Other patches like the one in my open PR #1235 we would need to update the docling version used here so that I can test out DL_PARSE v4 and other tools . similarly for import of SmolDocling in #1145 we might need latest docling version for DPK. And yeah the xlsm support depends upon to be merged in the docling Repo
Thank you for verifying xlsx, @ShiroYasha18. I added it to the README as part of another open PR (#1248). I will wait for @dolfim-ibm's input on updating the docling version.
Yes, we should definitely upgrade the Docling version and expose the pipeline options for selecting the VLM pipeline using SmolDocling.
Regarding the change of values, I'm still suggesting to
- evaluate and report your performance finding as a Docling issue, such that it can be resolved for everybody upstream
- keep alignment with the default Docling options, otherwise we will get into issues like "in DPK is does X and in plan Docling it does Y". (but happy to discuss it)
@dolfim-ibm Thank you soo much for clarification sir .Understood , I will open an issue in docling first so that it gets updated in DPK later on.

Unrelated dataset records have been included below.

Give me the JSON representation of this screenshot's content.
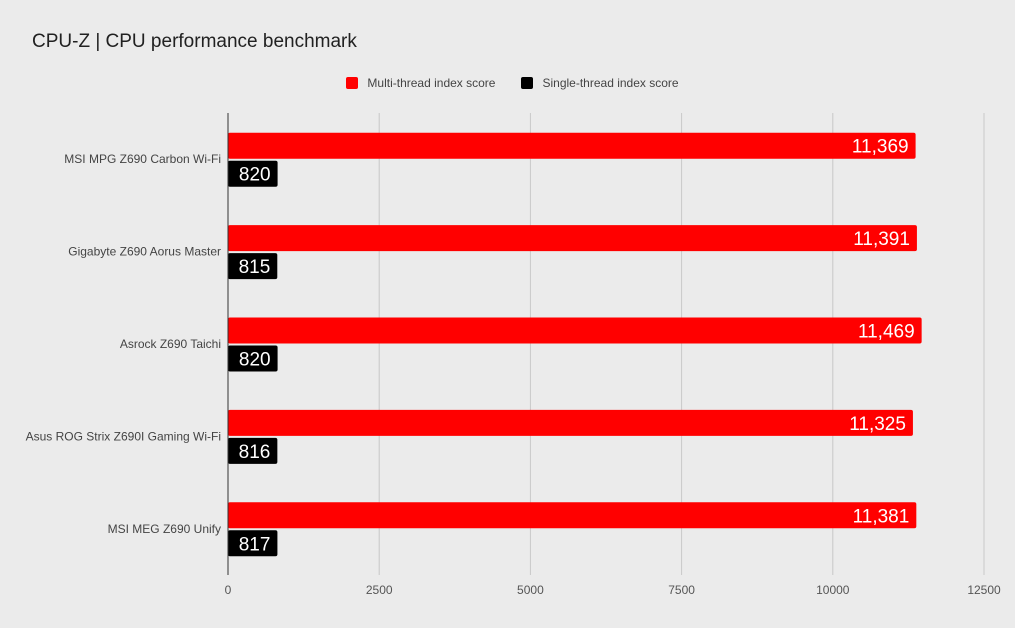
{
  "chart_data": {
    "type": "bar",
    "orientation": "horizontal",
    "title": "CPU-Z | CPU performance benchmark",
    "categories": [
      "MSI MPG Z690 Carbon Wi-Fi",
      "Gigabyte Z690 Aorus Master",
      "Asrock Z690 Taichi",
      "Asus ROG Strix Z690I Gaming Wi-Fi",
      "MSI MEG Z690 Unify"
    ],
    "series": [
      {
        "name": "Multi-thread index score",
        "color": "#ff0000",
        "values": [
          11369,
          11391,
          11469,
          11325,
          11381
        ],
        "labels": [
          "11,369",
          "11,391",
          "11,469",
          "11,325",
          "11,381"
        ]
      },
      {
        "name": "Single-thread index score",
        "color": "#000000",
        "values": [
          820,
          815,
          820,
          816,
          817
        ],
        "labels": [
          "820",
          "815",
          "820",
          "816",
          "817"
        ]
      }
    ],
    "xlim": [
      0,
      12500
    ],
    "xticks": [
      "0",
      "2500",
      "5000",
      "7500",
      "10000",
      "12500"
    ],
    "xtick_values": [
      0,
      2500,
      5000,
      7500,
      10000,
      12500
    ],
    "grid": true,
    "legend_position": "top"
  }
}
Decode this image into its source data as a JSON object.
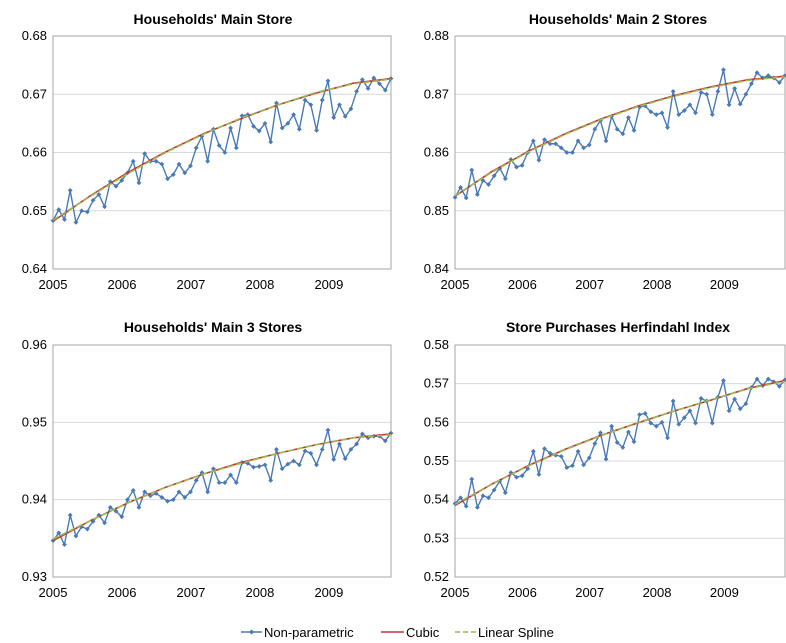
{
  "colors": {
    "nonparametric": "#4a7ab5",
    "cubic": "#c0392b",
    "spline": "#9bbb59",
    "grid": "#d9d9d9",
    "frame": "#a6a6a6"
  },
  "legend": [
    {
      "label": "Non-parametric",
      "style": "line-marker"
    },
    {
      "label": "Cubic",
      "style": "solid"
    },
    {
      "label": "Linear Spline",
      "style": "dashed"
    }
  ],
  "chart_data": [
    {
      "type": "line",
      "title": "Households' Main Store",
      "xlim": [
        2005,
        2009.9
      ],
      "xticks": [
        2005,
        2006,
        2007,
        2008,
        2009
      ],
      "ylim": [
        0.64,
        0.68
      ],
      "yticks": [
        "0.64",
        "0.65",
        "0.66",
        "0.67",
        "0.68"
      ],
      "grid": true,
      "series": [
        {
          "name": "Non-parametric",
          "style": "line-marker",
          "values": [
            0.6483,
            0.6502,
            0.6485,
            0.6535,
            0.648,
            0.65,
            0.6498,
            0.6518,
            0.6528,
            0.6507,
            0.655,
            0.6542,
            0.6552,
            0.6565,
            0.6585,
            0.6548,
            0.6598,
            0.6585,
            0.6585,
            0.658,
            0.6555,
            0.6562,
            0.658,
            0.6565,
            0.6577,
            0.6608,
            0.6628,
            0.6585,
            0.664,
            0.6612,
            0.66,
            0.6642,
            0.6608,
            0.6663,
            0.6665,
            0.6645,
            0.6637,
            0.665,
            0.6618,
            0.6685,
            0.6642,
            0.665,
            0.6665,
            0.664,
            0.669,
            0.6682,
            0.6638,
            0.669,
            0.6723,
            0.666,
            0.6682,
            0.6662,
            0.6675,
            0.6705,
            0.6725,
            0.671,
            0.6728,
            0.6718,
            0.6707,
            0.6727
          ]
        },
        {
          "name": "Cubic",
          "style": "solid",
          "values": [
            0.6482,
            0.6526,
            0.6566,
            0.6601,
            0.6632,
            0.6658,
            0.6682,
            0.6702,
            0.6719,
            0.6727
          ]
        },
        {
          "name": "Linear Spline",
          "style": "dashed",
          "values": [
            0.6484,
            0.6525,
            0.6564,
            0.66,
            0.6631,
            0.6659,
            0.6682,
            0.6703,
            0.6718,
            0.6726
          ]
        }
      ]
    },
    {
      "type": "line",
      "title": "Households' Main 2 Stores",
      "xlim": [
        2005,
        2009.9
      ],
      "xticks": [
        2005,
        2006,
        2007,
        2008,
        2009
      ],
      "ylim": [
        0.84,
        0.88
      ],
      "yticks": [
        "0.84",
        "0.85",
        "0.86",
        "0.87",
        "0.88"
      ],
      "grid": true,
      "series": [
        {
          "name": "Non-parametric",
          "style": "line-marker",
          "values": [
            0.8523,
            0.854,
            0.8522,
            0.857,
            0.8528,
            0.8552,
            0.8545,
            0.856,
            0.8573,
            0.8555,
            0.8588,
            0.8575,
            0.8578,
            0.86,
            0.862,
            0.8587,
            0.8622,
            0.8615,
            0.8615,
            0.8608,
            0.86,
            0.86,
            0.862,
            0.8608,
            0.8613,
            0.864,
            0.8655,
            0.862,
            0.8662,
            0.864,
            0.8632,
            0.866,
            0.8638,
            0.8678,
            0.868,
            0.867,
            0.8665,
            0.8668,
            0.8643,
            0.8705,
            0.8665,
            0.8672,
            0.8682,
            0.8668,
            0.8703,
            0.87,
            0.8665,
            0.8705,
            0.8742,
            0.8682,
            0.871,
            0.8683,
            0.87,
            0.8718,
            0.8737,
            0.8728,
            0.8732,
            0.8728,
            0.872,
            0.8732
          ]
        },
        {
          "name": "Cubic",
          "style": "solid",
          "values": [
            0.8525,
            0.8567,
            0.8602,
            0.8632,
            0.8658,
            0.868,
            0.8698,
            0.8713,
            0.8725,
            0.8731
          ]
        },
        {
          "name": "Linear Spline",
          "style": "dashed",
          "values": [
            0.8526,
            0.8566,
            0.8601,
            0.8631,
            0.8657,
            0.8679,
            0.8697,
            0.8712,
            0.8724,
            0.873
          ]
        }
      ]
    },
    {
      "type": "line",
      "title": "Households' Main 3 Stores",
      "xlim": [
        2005,
        2009.9
      ],
      "xticks": [
        2005,
        2006,
        2007,
        2008,
        2009
      ],
      "ylim": [
        0.93,
        0.96
      ],
      "yticks": [
        "0.93",
        "0.94",
        "0.95",
        "0.96"
      ],
      "grid": true,
      "series": [
        {
          "name": "Non-parametric",
          "style": "line-marker",
          "values": [
            0.9347,
            0.9357,
            0.9342,
            0.938,
            0.9353,
            0.9365,
            0.9362,
            0.9372,
            0.938,
            0.937,
            0.939,
            0.9385,
            0.9378,
            0.94,
            0.9412,
            0.939,
            0.941,
            0.9405,
            0.9408,
            0.9403,
            0.9398,
            0.94,
            0.941,
            0.9403,
            0.941,
            0.9425,
            0.9435,
            0.941,
            0.944,
            0.9422,
            0.9422,
            0.9432,
            0.9422,
            0.9448,
            0.9447,
            0.9442,
            0.9443,
            0.9445,
            0.9425,
            0.9465,
            0.944,
            0.9446,
            0.945,
            0.9445,
            0.9463,
            0.946,
            0.9445,
            0.9465,
            0.949,
            0.9452,
            0.9472,
            0.9453,
            0.9465,
            0.9472,
            0.9485,
            0.948,
            0.9482,
            0.9482,
            0.9476,
            0.9486
          ]
        },
        {
          "name": "Cubic",
          "style": "solid",
          "values": [
            0.9347,
            0.9373,
            0.9396,
            0.9416,
            0.9433,
            0.9448,
            0.946,
            0.9471,
            0.948,
            0.9485
          ]
        },
        {
          "name": "Linear Spline",
          "style": "dashed",
          "values": [
            0.9349,
            0.9373,
            0.9396,
            0.9416,
            0.9433,
            0.9447,
            0.946,
            0.9471,
            0.948,
            0.9484
          ]
        }
      ]
    },
    {
      "type": "line",
      "title": "Store Purchases Herfindahl Index",
      "xlim": [
        2005,
        2009.9
      ],
      "xticks": [
        2005,
        2006,
        2007,
        2008,
        2009
      ],
      "ylim": [
        0.52,
        0.58
      ],
      "yticks": [
        "0.52",
        "0.53",
        "0.54",
        "0.55",
        "0.56",
        "0.57",
        "0.58"
      ],
      "grid": true,
      "series": [
        {
          "name": "Non-parametric",
          "style": "line-marker",
          "values": [
            0.539,
            0.5405,
            0.5383,
            0.5453,
            0.538,
            0.541,
            0.5405,
            0.5425,
            0.5448,
            0.5418,
            0.547,
            0.5458,
            0.5462,
            0.548,
            0.5525,
            0.5465,
            0.5532,
            0.552,
            0.5515,
            0.5512,
            0.5483,
            0.5488,
            0.5525,
            0.549,
            0.5508,
            0.5545,
            0.5573,
            0.5505,
            0.559,
            0.5548,
            0.5535,
            0.5575,
            0.555,
            0.562,
            0.5623,
            0.5598,
            0.559,
            0.56,
            0.556,
            0.5655,
            0.5595,
            0.5612,
            0.563,
            0.5598,
            0.5662,
            0.5655,
            0.5598,
            0.5665,
            0.5708,
            0.563,
            0.566,
            0.5635,
            0.5648,
            0.569,
            0.5712,
            0.5695,
            0.5712,
            0.5705,
            0.5693,
            0.571
          ]
        },
        {
          "name": "Cubic",
          "style": "solid",
          "values": [
            0.5385,
            0.544,
            0.5488,
            0.553,
            0.5567,
            0.5599,
            0.563,
            0.5658,
            0.5688,
            0.5708
          ]
        },
        {
          "name": "Linear Spline",
          "style": "dashed",
          "values": [
            0.5388,
            0.544,
            0.5487,
            0.5529,
            0.5566,
            0.56,
            0.563,
            0.5659,
            0.5687,
            0.5706
          ]
        }
      ]
    }
  ]
}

Give me some time I will evaluate,document and report the pdf backend speeds properly in a new Docling issue properly.Apologies for my misunderstanding, I completely understand your point 2 now as different things in DPK and Docling might not be interest of simplicity and IBM itself I think.
meanwhile I would really be grateful if you have a look at these meanwhile: 1.https://github.com/docling-project/docling/pull/1520 this PR I have submitted in the docling repo itself its a fix which I mentioned to ingest xlsm right now I have discussed this issue here in this issue as well as in the PR description. Please do have a look as again I cannot add reviewers for PR in docling repo too.
- I think I am a bit confused of this whole docling version issue. I think as much as I understand the "requirements.txt" contains an older version that does not exactly mean the code docling2parquet in dpk is referring to is of old version as it is referring to whatever version of docling installed. soo if we change the requirements.txt for future users and the people who have this at the moment then we would be referring to the latest docling version?
@ShiroYasha18 The users of DPK transforms either do make venv in the transform directory to use the transform locally or use the PyPi packages that we have added to PyPi and get installed via pip install, e.g., when using Notebooks that use these transforms. In both cases, the requirements.txt is used to satisfy all the prerequisite packages (including their version numbers).
Hello @shahrokhDaijavad! My pr for support of xlsm files got merged in docling repo here is the link:https://github.com/docling-project/docling/pull/1520. I think we can close this issue now. :)
That's great, @ShiroYasha18! Congratulations!
Now, we can focus on #1253, #1145 and your PR #1235.